Cape Independence Advocacy Group

Dear Speaker,

I am writing to you on behalf of the Cape Independence Advocacy Group (CIAG) and the seventy thousand South Africans who actively follow our work.

We wish to comment on the ‘Electoral Commissions Amendment Act, 2021’, which is proposed by the Democratic Alliance (DA) and was published in the Government Gazette on 21 June 2021.

Given our mandate, our comments are made in the context of the Western Cape, although we appreciate and respect that the constitutional rights enacted through this bill will rightfully apply to all provinces.

This bill is essential to restoring some degree of functional democracy to the voters of the Western Cape and we therefore unreservedly and wholeheartedly endorse it.

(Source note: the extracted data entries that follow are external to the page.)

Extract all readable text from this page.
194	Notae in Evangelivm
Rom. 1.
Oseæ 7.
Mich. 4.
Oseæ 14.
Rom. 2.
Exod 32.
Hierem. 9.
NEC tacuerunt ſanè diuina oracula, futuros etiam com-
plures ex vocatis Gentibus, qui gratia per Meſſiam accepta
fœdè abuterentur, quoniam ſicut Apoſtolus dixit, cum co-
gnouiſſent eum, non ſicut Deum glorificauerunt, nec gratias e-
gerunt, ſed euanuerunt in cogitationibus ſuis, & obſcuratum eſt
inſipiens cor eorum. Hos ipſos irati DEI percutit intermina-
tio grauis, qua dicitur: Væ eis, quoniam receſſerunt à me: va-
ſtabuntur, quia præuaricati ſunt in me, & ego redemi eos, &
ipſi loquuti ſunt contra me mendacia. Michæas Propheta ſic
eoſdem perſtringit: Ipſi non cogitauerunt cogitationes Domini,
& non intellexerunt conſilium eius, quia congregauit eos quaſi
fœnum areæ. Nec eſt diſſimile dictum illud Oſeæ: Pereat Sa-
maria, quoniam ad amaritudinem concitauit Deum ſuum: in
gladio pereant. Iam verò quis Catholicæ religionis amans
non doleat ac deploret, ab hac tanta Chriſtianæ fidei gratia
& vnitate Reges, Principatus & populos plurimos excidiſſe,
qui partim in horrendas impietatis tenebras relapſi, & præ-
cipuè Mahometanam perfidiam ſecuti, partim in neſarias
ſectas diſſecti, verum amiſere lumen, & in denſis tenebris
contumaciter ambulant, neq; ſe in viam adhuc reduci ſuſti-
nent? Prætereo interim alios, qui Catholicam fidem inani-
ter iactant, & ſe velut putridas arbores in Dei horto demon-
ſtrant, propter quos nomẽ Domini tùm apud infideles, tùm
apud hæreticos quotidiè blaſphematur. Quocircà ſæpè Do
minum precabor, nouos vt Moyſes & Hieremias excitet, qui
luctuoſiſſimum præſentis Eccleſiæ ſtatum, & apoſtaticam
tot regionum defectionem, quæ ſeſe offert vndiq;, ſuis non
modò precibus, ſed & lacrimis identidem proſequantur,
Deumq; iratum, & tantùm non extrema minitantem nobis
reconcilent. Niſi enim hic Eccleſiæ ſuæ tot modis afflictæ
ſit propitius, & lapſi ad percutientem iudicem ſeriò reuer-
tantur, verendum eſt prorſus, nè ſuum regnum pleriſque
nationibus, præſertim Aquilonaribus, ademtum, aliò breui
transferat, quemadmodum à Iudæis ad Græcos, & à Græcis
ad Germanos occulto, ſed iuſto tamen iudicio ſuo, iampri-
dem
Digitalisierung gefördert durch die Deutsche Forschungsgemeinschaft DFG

Through their voting behaviour, Western Cape voters have made it abundantly clear that they do not endorse many of the policy and ideological positions of the South African national government, but are left utterly powerless to resist them because the voters in other South African provinces, who greatly outnumber them, hold starkly different ideological and political opinions.

In terms of seeing their democratic will enacted, for the majority of Western Cape voters, the democratic era has not offered much of an improvement over the apartheid era. It is a statistical fact that, since 1994, the majority of Western Cape voters have never been governed by the political party they voted for, and they have no foreseeable prospect of ever being governed by the party they vote for. As such, they cannot be said to have functional democracy.

One of the few glimmers of democratic hope Western Cape voters do have, is the provision of Clause 127(2)(f) of the national constitution, and 37(2)(f) of the Western Cape constitution, which allows them, at the discretion of the premier who they elected, to have their voices heard on matters which are important to them, without being drowned out by a national majority who fundamentally hold different views.

To deny Western Cape voters this constitutional right would be a very serious infringement of their political rights and freedoms, and would be a clear indication that parliament and the national government are not interested in the constitutional rights and democratic wishes of Western Cape voters.

We therefore call upon parliament to pass this bill at the earliest opportunity, and without objection.